You’d want danger money as well because the difficulty of Jungle Strike can sometimes lean towards the Desert Strike area of unfair bullshit: if you fly too near to areas that are designated “Danger Zone”, the enemies become nearly unkillable, not to mention they’ll fire back at you with twice the power, and with a rate of fire that outpaces your Comanche’s rotors.
Of course the right answer is to avoid these Danger Zones until you’ve completed other objectives which then open up the map, but it seems to me that you often have to trespass right into these Danger Zones to keep going, which tends to result in your demise.
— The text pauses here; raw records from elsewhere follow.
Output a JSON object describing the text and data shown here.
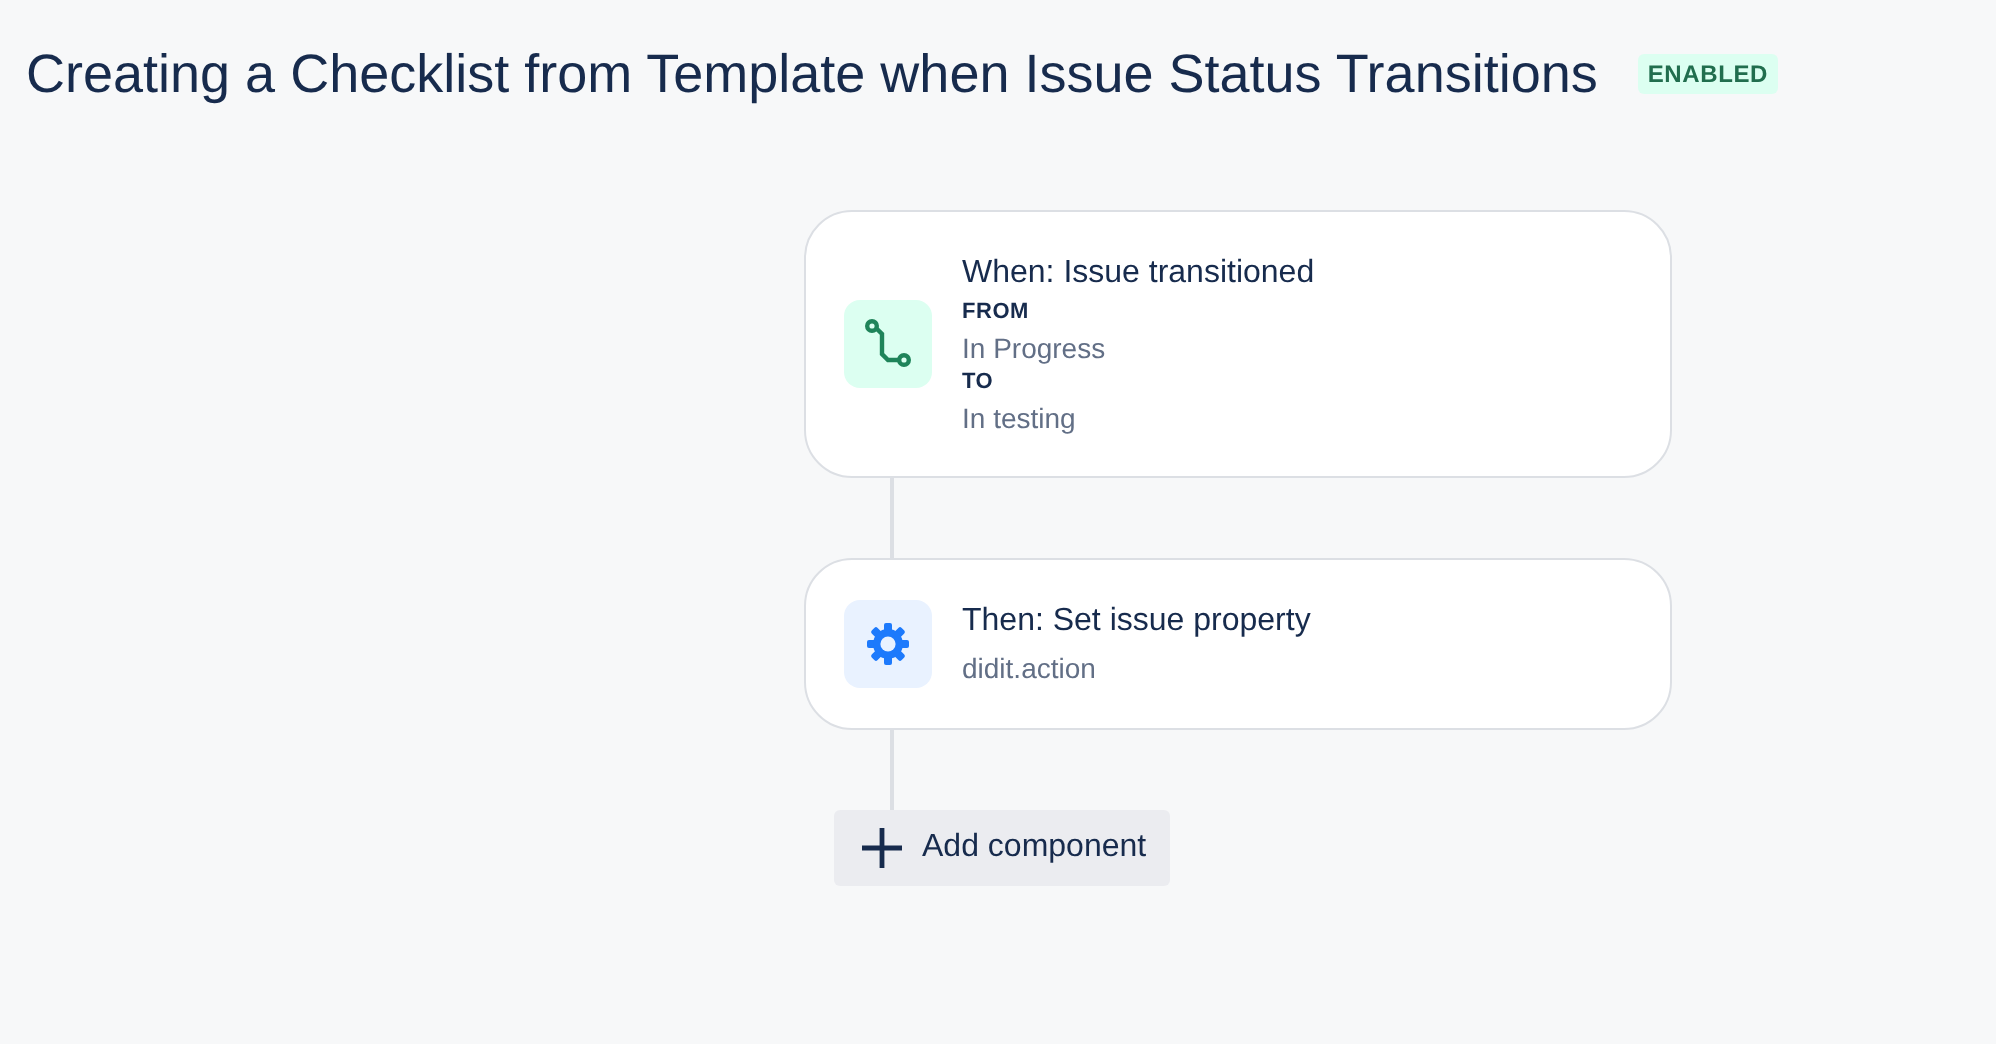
{
  "title": "Creating a Checklist from Template when Issue Status Transitions",
  "status_badge": "ENABLED",
  "components": [
    {
      "kind": "trigger",
      "title": "When: Issue transitioned",
      "details": [
        {
          "label": "FROM",
          "value": "In Progress"
        },
        {
          "label": "TO",
          "value": "In testing"
        }
      ]
    },
    {
      "kind": "action",
      "title": "Then: Set issue property",
      "subtitle": "didit.action"
    }
  ],
  "add_button": {
    "label": "Add component"
  }
}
Even so, the difficulty is much more manageable this time around, and passwords given to you after each of the levels (of which there is 9) meaning you won’t lose all that much progress when you inevitably do get shot down by the terrorists. It also helps that there are quite a few more environments and areas to fly around in this time, rather than just staring at desert over and over again.
You’ve got downtown, you’ve got the jungle proper, you’ve got coasts and islands, you’ve got a particularly tough and memorable mission that has you in the dark, and you’ve got a snow-covered mission. I would come to prefer Urban Strike’s approach of taking you all around named areas of the US, but Jungle Strike did it first in terms of presenting you with different environments.
The game’s plot, by the way, involves taking down the villainous duo of a madman terrorist (son of the first game’s villain) and a notorious druglord. It is every 80s action film you’ve ever seen that didn’t feature Aliens or Predators, and for something as over the top of these baddies you absolutely need a capable attack helicopter to match them.
You will gun down thousands of their followers, minions and soldiers over the course of Jungle Strike, and you will love doing it. But it’s funny - I get a pain in my arse just defending the President, while these guys are willing to lay down their lives for their insane leaders, quite literally taking on a Comanche helicopter with their little pea-shooters. And do you know why? Because badguy henchmen don’t have to pay taxes, they don’t have to vote, and they certainly don’t have to do jury service. There may be a lesson in there somewhere, folks.